Zach_Burcham · January 30, 2019, 9:15pm

Hello,

I have a bit of a weird situation where I had to re-sequence some of my samples due to some controls being positive on that particular plate, but then later found out that the original plate was actually labelled incorrect and my original sequences should be fine as long as I correct the label. I want to use my original samples in my analysis instead of the re-ran samples because the re-sequenced samples have a batch effect.

Now since my re-sequenced samples should show high similarity to the label corrected original sequences, I wanted to show that the label correct samples are closer to the re-sequenced samples than before the label correction as a way to show the problem was in fact just a problem with the label. I thought a good way of doing this would be to create two procrustes analysis plots one with the PCOA from the re-sequenced samples (reference) vs. PCOA of incorrect labels and the other plot with the PCOA from the re-sequenced samples vs. PCOA of correct labels to show the corrected labels are closer related to the re-sequenced than the incorrect labeled.

I have created distance matrices using the stand alone qiime diversity beta-phylogenetic so I could avoid using a sampling depth that could create mismatches of the samples in my matrices and then used those matrices to create pcoa plots. But when I try the qiime diversity procrustes-analysis I get an error message saying:

Plugin error from diversity:

The ordinations represent two different sets of samples

How does procrustes check my sample sets to determine they are different? And can I get it to make this comparison?

jwdebelius · January 31, 2019, 1:22pm

Hi @Zach_Burcham,

Your error message is saying that your sample labels are different! For procrustes to work correctly, you need to have the same labels going into the distance matrix so it can match the samples. So, double-check the way you've named things, and try again.

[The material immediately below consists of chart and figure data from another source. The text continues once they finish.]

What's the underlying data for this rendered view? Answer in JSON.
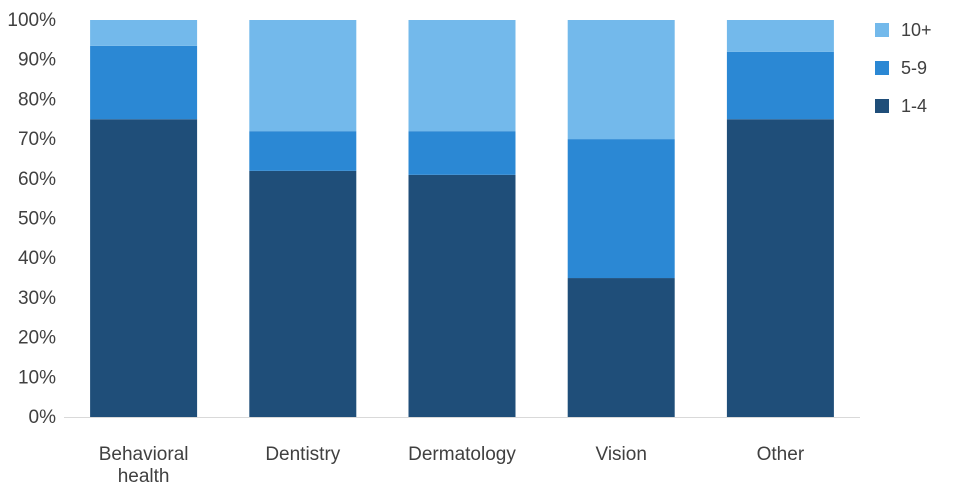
{
  "chart_data": {
    "type": "bar",
    "stacked": true,
    "categories": [
      "Behavioral health",
      "Dentistry",
      "Dermatology",
      "Vision",
      "Other"
    ],
    "category_lines": [
      [
        "Behavioral",
        "health"
      ],
      [
        "Dentistry"
      ],
      [
        "Dermatology"
      ],
      [
        "Vision"
      ],
      [
        "Other"
      ]
    ],
    "series": [
      {
        "name": "1-4",
        "values": [
          75,
          62,
          61,
          35,
          75
        ],
        "color": "#1f4e79"
      },
      {
        "name": "5-9",
        "values": [
          18.5,
          10,
          11,
          35,
          17
        ],
        "color": "#2b88d4"
      },
      {
        "name": "10+",
        "values": [
          6.5,
          28,
          28,
          30,
          8
        ],
        "color": "#73b9eb"
      }
    ],
    "ylim": [
      0,
      100
    ],
    "yticks": [
      0,
      10,
      20,
      30,
      40,
      50,
      60,
      70,
      80,
      90,
      100
    ],
    "ytick_labels": [
      "0%",
      "10%",
      "20%",
      "30%",
      "40%",
      "50%",
      "60%",
      "70%",
      "80%",
      "90%",
      "100%"
    ],
    "legend": {
      "position": "top-right",
      "order": [
        "10+",
        "5-9",
        "1-4"
      ]
    },
    "grid": false,
    "title": "",
    "xlabel": "",
    "ylabel": ""
  }
}
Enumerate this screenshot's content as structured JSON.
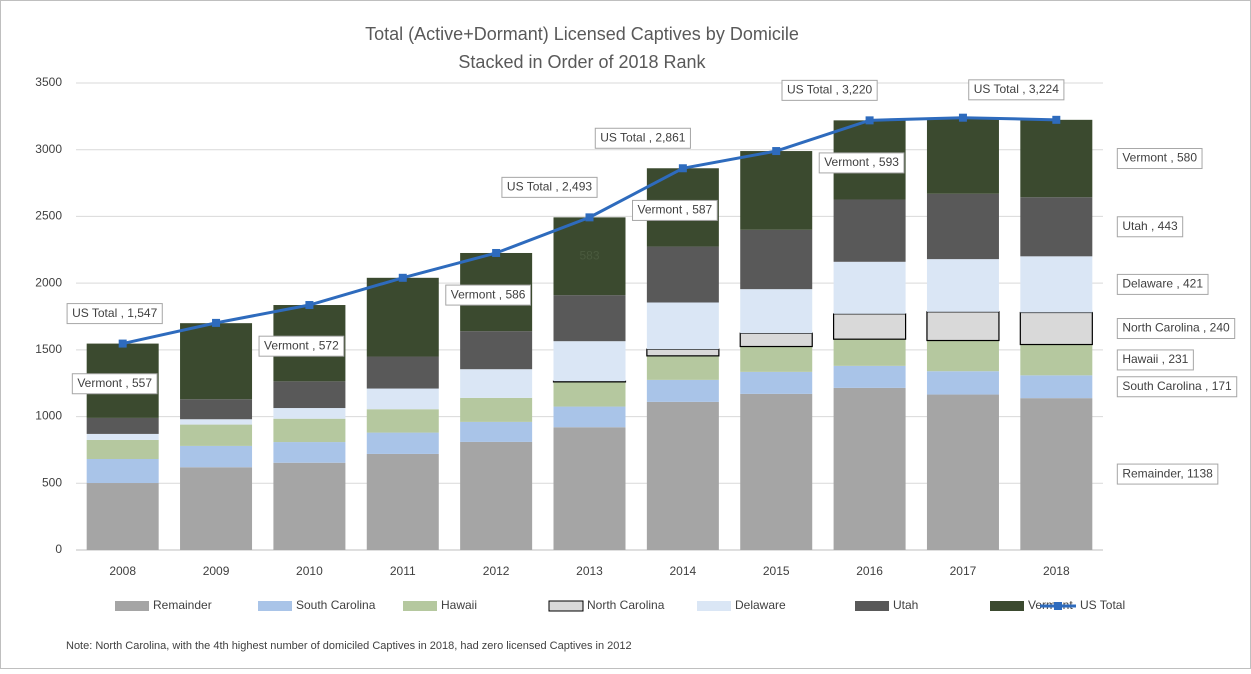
{
  "chart_data": {
    "type": "bar",
    "stacked": true,
    "title": "Total (Active+Dormant) Licensed Captives by Domicile",
    "subtitle": "Stacked in Order of 2018 Rank",
    "note": "Note: North Carolina, with the 4th highest number of domiciled Captives in 2018, had zero licensed Captives in 2012",
    "categories": [
      "2008",
      "2009",
      "2010",
      "2011",
      "2012",
      "2013",
      "2014",
      "2015",
      "2016",
      "2017",
      "2018"
    ],
    "series": [
      {
        "name": "Remainder",
        "color": "#a5a5a5",
        "values": [
          502,
          620,
          654,
          720,
          810,
          920,
          1110,
          1170,
          1215,
          1165,
          1138
        ],
        "value_labels": [
          null,
          null,
          null,
          null,
          null,
          null,
          null,
          null,
          null,
          null,
          "Remainder, 1138"
        ]
      },
      {
        "name": "South Carolina",
        "color": "#a9c4e8",
        "values": [
          180,
          160,
          155,
          160,
          150,
          155,
          165,
          165,
          165,
          175,
          171
        ],
        "value_labels": [
          null,
          null,
          null,
          null,
          null,
          null,
          null,
          null,
          null,
          null,
          "South Carolina , 171"
        ]
      },
      {
        "name": "Hawaii",
        "color": "#b5c89f",
        "values": [
          143,
          160,
          175,
          175,
          180,
          185,
          180,
          190,
          200,
          230,
          231
        ],
        "value_labels": [
          null,
          null,
          null,
          null,
          null,
          null,
          null,
          null,
          null,
          null,
          "Hawaii , 231"
        ]
      },
      {
        "name": "North Carolina",
        "color": "#d9d9d9",
        "border": "#000000",
        "values": [
          0,
          0,
          0,
          0,
          0,
          5,
          50,
          100,
          190,
          215,
          240
        ],
        "value_labels": [
          null,
          null,
          null,
          null,
          null,
          null,
          null,
          null,
          null,
          null,
          "North Carolina , 240"
        ]
      },
      {
        "name": "Delaware",
        "color": "#dae6f5",
        "values": [
          45,
          40,
          80,
          155,
          215,
          300,
          350,
          330,
          390,
          395,
          421
        ],
        "value_labels": [
          null,
          null,
          null,
          null,
          null,
          null,
          null,
          null,
          null,
          null,
          "Delaware , 421"
        ]
      },
      {
        "name": "Utah",
        "color": "#595959",
        "values": [
          120,
          150,
          200,
          240,
          285,
          345,
          419,
          445,
          467,
          490,
          443
        ],
        "value_labels": [
          null,
          null,
          null,
          null,
          null,
          null,
          null,
          null,
          null,
          null,
          "Utah , 443"
        ]
      },
      {
        "name": "Vermont",
        "color": "#3b4a2f",
        "values": [
          557,
          570,
          572,
          590,
          586,
          583,
          587,
          590,
          593,
          570,
          580
        ],
        "value_labels": [
          "Vermont , 557",
          null,
          "Vermont , 572",
          null,
          "Vermont , 586",
          "583",
          "Vermont , 587",
          null,
          "Vermont , 593",
          null,
          "Vermont , 580"
        ]
      },
      {
        "name": "US Total",
        "type": "line",
        "color": "#2e6bbd",
        "values": [
          1547,
          1702,
          1836,
          2040,
          2226,
          2493,
          2861,
          2990,
          3220,
          3240,
          3224
        ],
        "value_labels": [
          "US Total , 1,547",
          null,
          null,
          null,
          null,
          "US Total , 2,493",
          "US Total , 2,861",
          null,
          "US Total , 3,220",
          null,
          "US Total , 3,224"
        ]
      }
    ],
    "ylim": [
      0,
      3500
    ],
    "yticks": [
      0,
      500,
      1000,
      1500,
      2000,
      2500,
      3000,
      3500
    ],
    "grid": true,
    "legend": "bottom"
  }
}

Im not sure if you can re-label on the fly in Qiime2 for situations like this (cc'ing @thermokarst, @Nicholas_Bokulich @:qiime2:_genius_squad). I could give suggestions to handle it in python directly, though, if that might be of help...

Best,
Justine

thermokarst · January 31, 2019, 1:33pm

You can't relabel the ids on the distance matrix, but you can relabel IDs on the feature table, using the feature-table group command. Add a new column to your metadata file with the new sample ids, then run this command. Once you have the relabeled table, replace the ID column in your metadata file with the "new" column you created before relabeling.

Zach_Burcham · January 31, 2019, 5:35pm

Hi @jwdebelius and @thermokarst ,

Thank you both for the response. After looking deeper into the feature tables there were a couple samples that didn't match up between the two which was causing the error. Should have noticed that one!

As for the renaming, we believe the sample plate was rotated 180 degrees at some point (we had empty well blanks in the bottom right and the top left is coming back as empty for sequences while the bottom right is a strong positive, yikes!). So I am going back and reassigning the barcodes to the samples as if the plate was rotated and then checking if the sample composition resembles those that were re-sequenced so we can just use the original samples with a different demultiplex. Thanks for the help!

jwdebelius · January 31, 2019, 6:47pm

@Zach_Burcham, Im so sorry, I hope you figure it out. That is one of my nightmares

Zach_Burcham · February 8, 2019, 7:34pm

Hi @jwdebelius, I think I pretty much have what I need, but would like to compare the actual distances between the new and old procrustes. Is there a way to get the distance between the samples from the procrustes plot? (i.e. the length of the bar connecting the two points in the image)

Thanks!

jwdebelius · February 8, 2019, 9:31pm

Hi @Zach_Burcham,

Im not sure! Ive never tried this. You could try exporting the coordinates from the qza artifact, and then maybe trying to calculate a Euclidean distance.

You could maybe also try a mantel test if you have a set of samples where you know the IDs are correct and a set where you think they're flipped. You get a correlation coefficient out, which can be nice?

Best,
Justine

Zach_Burcham · February 8, 2019, 10:19pm

Thanks for the reply @jwdebelius, I exported one of transformed references and got a list of my samples like this:

11293.C.0787 -0.0442895295269168 -0.008628451758110188 0.0019121630556371686 0.022107042418814005 -0.02578787170841776

The first item is my sample name, then are the next coordinated for 5 dimensions? If I wanted to compare this with the same sample in the other coordinate list would I just calculate the x,y,z 3 dimension elucidiean distance against the same sample in the other file? Or will I need to look into doing a 5D measurement?

Zach_Burcham · February 9, 2019, 3:26pm

I actually figured it out with the 5D distance calculation using dist in R. Thanks!